Three months ago in an apartment on the outskirts of Osaka, Japan, Haruki Watanabe died alone. For weeks his body slowly decomposed, slouched in its own fluids and surrounded by fetid, fortnight-old food. He died of self-neglect, solitude, and a suspected heart problem. At 60, Watanabe, wasn’t old, nor was he especially poor. He had no friends, no job, no wife, and no concerned children. His son hadn’t spoken to him in years, nor did he want to again.
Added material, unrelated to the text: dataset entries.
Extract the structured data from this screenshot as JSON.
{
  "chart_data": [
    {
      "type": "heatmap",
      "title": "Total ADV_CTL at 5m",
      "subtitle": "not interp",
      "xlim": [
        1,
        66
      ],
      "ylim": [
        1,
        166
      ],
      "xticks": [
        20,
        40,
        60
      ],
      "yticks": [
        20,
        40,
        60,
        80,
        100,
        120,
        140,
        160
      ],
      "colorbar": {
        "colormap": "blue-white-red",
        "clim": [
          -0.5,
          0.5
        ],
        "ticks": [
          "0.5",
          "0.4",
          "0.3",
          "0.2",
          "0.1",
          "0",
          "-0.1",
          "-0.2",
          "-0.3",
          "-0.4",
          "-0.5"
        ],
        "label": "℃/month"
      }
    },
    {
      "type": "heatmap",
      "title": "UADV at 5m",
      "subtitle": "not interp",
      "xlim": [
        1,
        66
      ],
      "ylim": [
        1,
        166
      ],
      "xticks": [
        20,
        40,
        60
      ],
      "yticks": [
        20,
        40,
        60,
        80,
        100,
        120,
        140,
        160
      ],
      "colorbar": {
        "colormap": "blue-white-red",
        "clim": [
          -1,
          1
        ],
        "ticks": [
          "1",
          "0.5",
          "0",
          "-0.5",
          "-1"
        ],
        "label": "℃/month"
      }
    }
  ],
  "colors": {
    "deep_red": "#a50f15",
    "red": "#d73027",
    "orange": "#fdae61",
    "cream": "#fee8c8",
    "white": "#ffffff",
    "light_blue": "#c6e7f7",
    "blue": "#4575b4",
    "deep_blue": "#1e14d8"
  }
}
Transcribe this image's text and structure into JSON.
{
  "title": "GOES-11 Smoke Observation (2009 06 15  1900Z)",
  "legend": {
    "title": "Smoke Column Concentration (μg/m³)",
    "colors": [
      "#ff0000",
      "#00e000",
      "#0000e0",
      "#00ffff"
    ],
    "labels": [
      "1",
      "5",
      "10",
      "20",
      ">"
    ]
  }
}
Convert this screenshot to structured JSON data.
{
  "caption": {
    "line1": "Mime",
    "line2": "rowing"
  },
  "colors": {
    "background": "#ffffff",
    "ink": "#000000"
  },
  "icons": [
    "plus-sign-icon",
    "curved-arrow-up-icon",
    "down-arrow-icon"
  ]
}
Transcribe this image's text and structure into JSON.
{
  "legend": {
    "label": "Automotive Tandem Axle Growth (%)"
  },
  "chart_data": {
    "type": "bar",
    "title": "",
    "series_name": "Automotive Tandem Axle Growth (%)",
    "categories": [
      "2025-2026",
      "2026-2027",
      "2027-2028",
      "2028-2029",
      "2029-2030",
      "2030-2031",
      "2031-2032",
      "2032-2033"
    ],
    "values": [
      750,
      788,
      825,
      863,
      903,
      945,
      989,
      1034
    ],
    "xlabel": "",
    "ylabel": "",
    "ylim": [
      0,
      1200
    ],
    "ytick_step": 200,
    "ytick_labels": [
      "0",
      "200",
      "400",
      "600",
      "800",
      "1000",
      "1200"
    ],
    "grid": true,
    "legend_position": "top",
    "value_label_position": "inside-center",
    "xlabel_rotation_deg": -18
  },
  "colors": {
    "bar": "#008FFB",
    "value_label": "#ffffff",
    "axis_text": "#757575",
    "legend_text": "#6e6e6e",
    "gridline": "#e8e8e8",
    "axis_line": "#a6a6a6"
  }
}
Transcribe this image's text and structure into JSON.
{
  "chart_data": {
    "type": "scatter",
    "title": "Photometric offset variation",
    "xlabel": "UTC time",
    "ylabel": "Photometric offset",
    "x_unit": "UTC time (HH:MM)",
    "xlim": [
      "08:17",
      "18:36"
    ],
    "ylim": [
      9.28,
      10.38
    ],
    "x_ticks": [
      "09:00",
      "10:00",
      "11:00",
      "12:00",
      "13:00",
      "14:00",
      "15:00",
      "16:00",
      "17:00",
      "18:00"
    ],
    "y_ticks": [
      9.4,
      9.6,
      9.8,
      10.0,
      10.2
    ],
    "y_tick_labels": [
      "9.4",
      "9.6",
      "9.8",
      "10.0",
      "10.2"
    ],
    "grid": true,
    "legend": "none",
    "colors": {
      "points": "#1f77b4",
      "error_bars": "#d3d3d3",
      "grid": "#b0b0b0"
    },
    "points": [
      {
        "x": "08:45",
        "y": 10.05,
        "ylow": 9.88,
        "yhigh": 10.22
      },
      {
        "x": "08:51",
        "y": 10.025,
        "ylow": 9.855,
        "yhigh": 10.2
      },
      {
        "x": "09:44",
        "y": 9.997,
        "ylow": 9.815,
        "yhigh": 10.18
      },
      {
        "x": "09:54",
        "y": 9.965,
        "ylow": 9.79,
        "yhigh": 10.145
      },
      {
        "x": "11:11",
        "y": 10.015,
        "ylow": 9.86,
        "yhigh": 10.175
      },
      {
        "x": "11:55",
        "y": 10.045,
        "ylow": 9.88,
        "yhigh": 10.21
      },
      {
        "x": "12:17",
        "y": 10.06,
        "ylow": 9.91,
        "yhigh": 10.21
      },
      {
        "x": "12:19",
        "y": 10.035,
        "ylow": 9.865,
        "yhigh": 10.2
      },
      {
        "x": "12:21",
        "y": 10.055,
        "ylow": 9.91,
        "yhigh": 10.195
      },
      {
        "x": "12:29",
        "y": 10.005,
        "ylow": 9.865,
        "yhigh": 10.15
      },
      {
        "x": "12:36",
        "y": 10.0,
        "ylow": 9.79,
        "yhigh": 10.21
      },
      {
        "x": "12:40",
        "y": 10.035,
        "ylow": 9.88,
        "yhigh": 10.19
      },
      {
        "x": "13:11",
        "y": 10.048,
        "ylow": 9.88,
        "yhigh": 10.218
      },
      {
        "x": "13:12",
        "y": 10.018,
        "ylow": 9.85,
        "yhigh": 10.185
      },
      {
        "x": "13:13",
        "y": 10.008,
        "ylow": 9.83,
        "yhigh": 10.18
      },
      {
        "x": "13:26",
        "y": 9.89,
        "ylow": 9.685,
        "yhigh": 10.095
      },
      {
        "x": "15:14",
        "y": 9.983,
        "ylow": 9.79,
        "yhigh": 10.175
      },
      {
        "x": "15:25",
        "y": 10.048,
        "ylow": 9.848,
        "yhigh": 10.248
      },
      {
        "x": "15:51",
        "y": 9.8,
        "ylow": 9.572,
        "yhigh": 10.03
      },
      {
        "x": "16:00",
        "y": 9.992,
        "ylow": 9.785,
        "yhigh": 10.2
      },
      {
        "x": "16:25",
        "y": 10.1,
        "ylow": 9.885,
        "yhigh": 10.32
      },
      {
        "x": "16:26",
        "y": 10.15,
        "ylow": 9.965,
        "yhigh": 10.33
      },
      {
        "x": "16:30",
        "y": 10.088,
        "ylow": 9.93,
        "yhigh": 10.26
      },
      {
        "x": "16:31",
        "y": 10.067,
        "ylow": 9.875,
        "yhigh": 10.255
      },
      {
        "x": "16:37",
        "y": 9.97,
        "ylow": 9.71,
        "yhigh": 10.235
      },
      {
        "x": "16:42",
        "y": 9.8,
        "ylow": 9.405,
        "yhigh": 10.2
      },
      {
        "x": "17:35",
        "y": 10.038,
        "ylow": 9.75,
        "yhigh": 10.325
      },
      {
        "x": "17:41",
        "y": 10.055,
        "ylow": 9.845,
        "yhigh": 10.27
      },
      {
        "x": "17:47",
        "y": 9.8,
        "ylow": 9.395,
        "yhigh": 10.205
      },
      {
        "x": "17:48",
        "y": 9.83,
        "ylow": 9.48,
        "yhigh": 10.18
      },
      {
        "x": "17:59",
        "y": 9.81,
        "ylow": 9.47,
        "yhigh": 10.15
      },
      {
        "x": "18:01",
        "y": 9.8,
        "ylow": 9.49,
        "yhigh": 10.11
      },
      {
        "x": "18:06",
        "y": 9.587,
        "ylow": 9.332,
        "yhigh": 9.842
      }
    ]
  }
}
For three months no one called, no one knew, no one cared. For three months Watanabe rotted in his bedsheets, alongside pots of instant ramen and swarming cockroaches. The day that someone eventually called, he came not out of concern but out of administration. Watanabe had run out of money, and his bank had stopped paying the rent. The exasperated landlord, Toru Suzuki, had rung and rung, but no one had picked up. Sufficiently angry, he made the trip from his own home, in downtown Osaka, to the quiet suburb where his lodger lived. (Both men’s names are pseudonyms.)
First, there was the smell, a thick, noxious sweetness oozing from beneath the door frame. Second, there was the sight, the shape of a mortally slumped corpse beneath urine-soaked bedsheets. Third, there was the reality: Suzuki had come to collect his dues but had instead found his tenant’s dead body.